Posted on:1991-03-19Degree:Ph.DType:Thesis
University:Rutgers The State University of New Jersey - New BrunswickCandidate:Mariani, GiorgioFull Text:PDF
GTID:2475390017950707Subject:Literature
Abstract/Summary:
Despite Crane's great interest in significant social themes of his time, very few critics have tried to analyze his work from a social as well as a literary perspective. My study, on the contrary, tries to show that only an analysis capable of grasping the politics of Crane's texts can adequately account for their stylistic and aesthetic qualities. In fact the latter should be seen as ideological maneuvers in their own right--as a stylistic machinery through which the texts map, repress, and find imaginary solutions to the social and political anxieties they themselves evoke.; Crane's literary career can be outlined in some sense as a continuous struggle to mark a difference between his work and popular literature.
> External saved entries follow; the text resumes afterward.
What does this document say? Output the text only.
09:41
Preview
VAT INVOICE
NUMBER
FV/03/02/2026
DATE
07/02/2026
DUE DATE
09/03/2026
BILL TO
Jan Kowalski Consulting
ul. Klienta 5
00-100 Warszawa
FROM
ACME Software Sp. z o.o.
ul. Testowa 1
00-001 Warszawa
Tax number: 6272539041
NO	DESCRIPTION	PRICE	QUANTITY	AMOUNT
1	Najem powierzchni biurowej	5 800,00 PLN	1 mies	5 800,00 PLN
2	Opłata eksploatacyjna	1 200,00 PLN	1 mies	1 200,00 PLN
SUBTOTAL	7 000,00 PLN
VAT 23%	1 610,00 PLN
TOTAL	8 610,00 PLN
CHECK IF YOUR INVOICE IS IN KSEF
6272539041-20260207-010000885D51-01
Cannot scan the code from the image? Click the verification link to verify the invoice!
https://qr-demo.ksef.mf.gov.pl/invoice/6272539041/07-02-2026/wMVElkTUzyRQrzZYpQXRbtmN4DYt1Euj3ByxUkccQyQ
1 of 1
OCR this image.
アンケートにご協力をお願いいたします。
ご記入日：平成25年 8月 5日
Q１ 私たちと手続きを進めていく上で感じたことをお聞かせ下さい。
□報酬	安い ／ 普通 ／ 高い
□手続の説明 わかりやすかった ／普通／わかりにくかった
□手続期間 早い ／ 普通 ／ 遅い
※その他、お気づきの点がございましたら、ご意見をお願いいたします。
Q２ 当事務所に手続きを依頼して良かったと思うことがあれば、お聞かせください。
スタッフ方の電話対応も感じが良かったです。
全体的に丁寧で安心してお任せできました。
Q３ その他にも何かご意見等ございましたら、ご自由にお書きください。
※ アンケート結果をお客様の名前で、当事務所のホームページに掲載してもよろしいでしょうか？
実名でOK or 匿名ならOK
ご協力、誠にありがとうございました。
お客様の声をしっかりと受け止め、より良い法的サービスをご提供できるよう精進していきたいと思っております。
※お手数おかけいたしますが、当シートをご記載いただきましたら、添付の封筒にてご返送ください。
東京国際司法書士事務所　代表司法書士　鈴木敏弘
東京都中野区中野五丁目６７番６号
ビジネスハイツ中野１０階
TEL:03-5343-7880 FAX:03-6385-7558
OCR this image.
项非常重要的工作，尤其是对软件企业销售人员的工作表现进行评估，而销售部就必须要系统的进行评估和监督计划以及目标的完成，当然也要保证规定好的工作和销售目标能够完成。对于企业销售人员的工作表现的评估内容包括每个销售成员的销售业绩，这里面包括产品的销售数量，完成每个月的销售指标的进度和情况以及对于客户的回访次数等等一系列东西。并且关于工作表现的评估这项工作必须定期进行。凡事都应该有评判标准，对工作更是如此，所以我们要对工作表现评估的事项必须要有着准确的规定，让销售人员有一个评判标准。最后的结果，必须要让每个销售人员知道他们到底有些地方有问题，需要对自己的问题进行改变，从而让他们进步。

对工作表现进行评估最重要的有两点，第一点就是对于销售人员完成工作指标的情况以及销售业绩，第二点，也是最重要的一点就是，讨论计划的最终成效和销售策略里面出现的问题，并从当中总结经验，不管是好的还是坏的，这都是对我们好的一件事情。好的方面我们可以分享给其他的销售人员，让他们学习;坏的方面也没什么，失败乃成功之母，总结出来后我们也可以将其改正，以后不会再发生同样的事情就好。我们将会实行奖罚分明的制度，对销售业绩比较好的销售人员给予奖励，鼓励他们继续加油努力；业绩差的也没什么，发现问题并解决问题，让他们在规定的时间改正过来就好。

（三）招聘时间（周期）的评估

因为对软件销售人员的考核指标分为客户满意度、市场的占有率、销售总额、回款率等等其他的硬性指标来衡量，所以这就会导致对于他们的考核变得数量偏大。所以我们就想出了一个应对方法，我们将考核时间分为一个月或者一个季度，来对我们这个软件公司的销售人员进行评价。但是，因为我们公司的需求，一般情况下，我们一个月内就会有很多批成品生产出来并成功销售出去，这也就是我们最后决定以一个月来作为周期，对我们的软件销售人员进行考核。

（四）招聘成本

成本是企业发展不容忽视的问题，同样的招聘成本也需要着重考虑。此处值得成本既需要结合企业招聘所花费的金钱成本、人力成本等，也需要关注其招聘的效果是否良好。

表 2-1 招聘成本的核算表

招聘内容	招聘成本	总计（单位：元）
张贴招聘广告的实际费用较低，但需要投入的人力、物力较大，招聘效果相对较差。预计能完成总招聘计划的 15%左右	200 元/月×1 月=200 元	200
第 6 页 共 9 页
Yet, in Chapter I, I also analyze the way in which Crane's spectacular rhetoric may overlap with the desire for thrilling spectacles that characterized the embryonic consumer society of the day. Later in the thesis, by proposing new readings of Maggie: A Girl of the Streets (Chapter II) and The Red Badge of Courage (Chapter V) against the background of popular genres of the day (discussed in Chapters II and V) I explore the writer's attempt to differentiate his own productions from those of the culture industry. However, I also argue that Crane's texts embody and yet contain and manipulate social anxieties to the extent that what appears initially to be a critique of certain social realities falls prey to ideologies that are neither politically subversive nor always more enlightening than the ones he castigates in popular culture.